Más incluso que las manos y el cuerpo agostados de Agatha, esa adoración extática revelaba lo terrible que debía de haber sido su pobreza. Ay, pobre Aggie... Pobre Aggie, pobre, pensó Milly, invadida de nuevo por la compasión y la ternura. Era descorazonador cómo la pobreza, la verdadera pobreza extrema, podía llegar a destruir el buen carácter y la caridad. Y el buen carácter y la caridad habían estado ahí, Milly lo sabía, pues recordaba bien el cuerpo y el espíritu joven y generoso que una vez tuvo Aggie. Había sido demasiado generosa, demasiado crédula. El exceso de fe y de esperanza, el exceso de las mismas virtudes que se nos pide que cultivemos, la había hecho subir a las alturas con su amante, y el exceso de orgullo la había mantenido desafiante declarando que seguía en ellas cuando hacía tiempo que se había hundido en las más míseras profundidades.
Expiación, Elizabeth von Arnim
Ya hemos tenido como invitada a Milly en otra ocasión, aunque entonces fue para hablar sobre la casualidad. Sin embargo, el azar puede tener que ver con el agostamiento al que su hermana Aggie se ve empujada al carecer de medios con los que afrontar una situación económica complicada. Eso que a veces llamamos destino, suerte o hado puede ser un perfecto destructor de mundos, una maldición de proporciones bíblicas, un funesto golpe de mano por parte del universo que logra desmontarnos como frágiles marionetas en manos de un perverso titiritero; el equilibrio que nos sostiene sobre el cable tendido entre la seguridad del pasado y la esperanza en el futuro puede verse afectado por ese vendaval provocado por el marionetista.

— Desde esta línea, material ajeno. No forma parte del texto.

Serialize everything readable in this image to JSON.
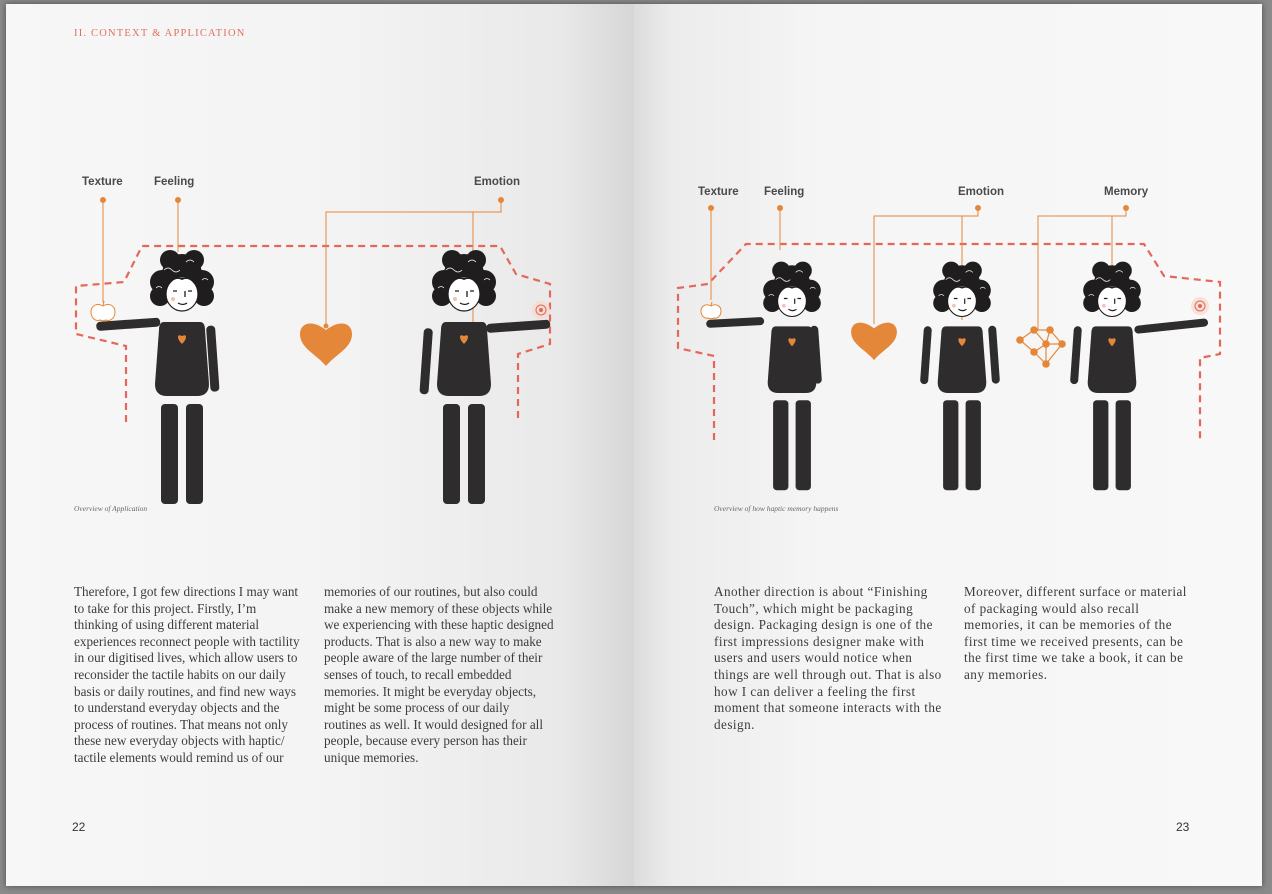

Como hablaremos el domingo, la miseria puede sobrevenir por multitud de razones, pero su efecto casi siempre será devastador. Solemos pensar en la figura del menesteroso como algo arquetípico, conocido, con determinadas características que damos por supuestas, hasta el punto de convertirlo en un lugar común más propio de la literatura que de la vida real. Pero la pobreza es como un agujero negro que engulle todo lo que se acerca, y su representación no basta para comprender los efectos aniquiladores que tiene.
Aggie, tal y como viene presentada en la novela de Elizabeth von Arnim, es una mujer capaz, valiente y corajuda, que, sin embargo, se ve abocada a la miseria cuando pierde todo aquello que la provee y la mantiene. El valor del personaje (excelentemente presentado por la autora) recae, justamente, en esas características que la definen: fortaleza, tesón y esfuerzo; no obstante, y a pesar de ello, su caída es irreversible. Es en esa situación cuando descubre —también lo hará su hermana Milly— que la pobreza no significa solamente privación de dinero. La miseria física, tangible, diaria, es sin duda desoladora. Pero el abismo de la pobreza es mucho mayor, mucho más profundo, mucho más terrorífico: conlleva la pérdida del «yo», de nuestra identidad, de nuestra condición de seres humanos, algo indispensable para relacionarnos con los demás. Decía John Steinbeck en Las uvas de la ira que el pecado acarreaba un castigo, pero que el castigo era su propio pecado, y nada representa de forma más palmaria la maldición que supone verse sumido en la miseria.
La oscuridad es privación de luz, pero también de cercanía. En un mundo en el que los lazos no solo nos conectan con los demás, sino que nos permiten representarnos a nosotros mismos, cortar los hilos con otras personas supone una sentencia, una condena, una expulsión. La pobreza significa el exterminio de la identidad, la anulación del valor, el borrado de una existencia; en boca del narrador de Expiación las consecuencias son penosas, pero en el día a día son —deberían ser— desgarradoras. Milly se apiada del cambio de su hermana (ahora irascible y displicente a causa de su caída en desgracia) porque comprende mejor que nadie lo que le han arrebatado: el deseo, los sueños, la paz, el sosiego, la inspiración, la esperanza; la han arrancado todo aquello que nos trasciende, que nos eleva, que nos asemeja a los dioses; le han robado el espíritu, la llama, la conciencia.
Aunque lo material nos sea tan imprescindible como lo impalpable, la privación de la miseria es mucho más destructiva en tanto socava lo que no puede tocarse, lo divino, lo inconsútil. Nada puede haber más terrible que ver como la identidad se difumina en los ojos de los demás. Y nada puede haber más lacerante que no luchar por evitarlo.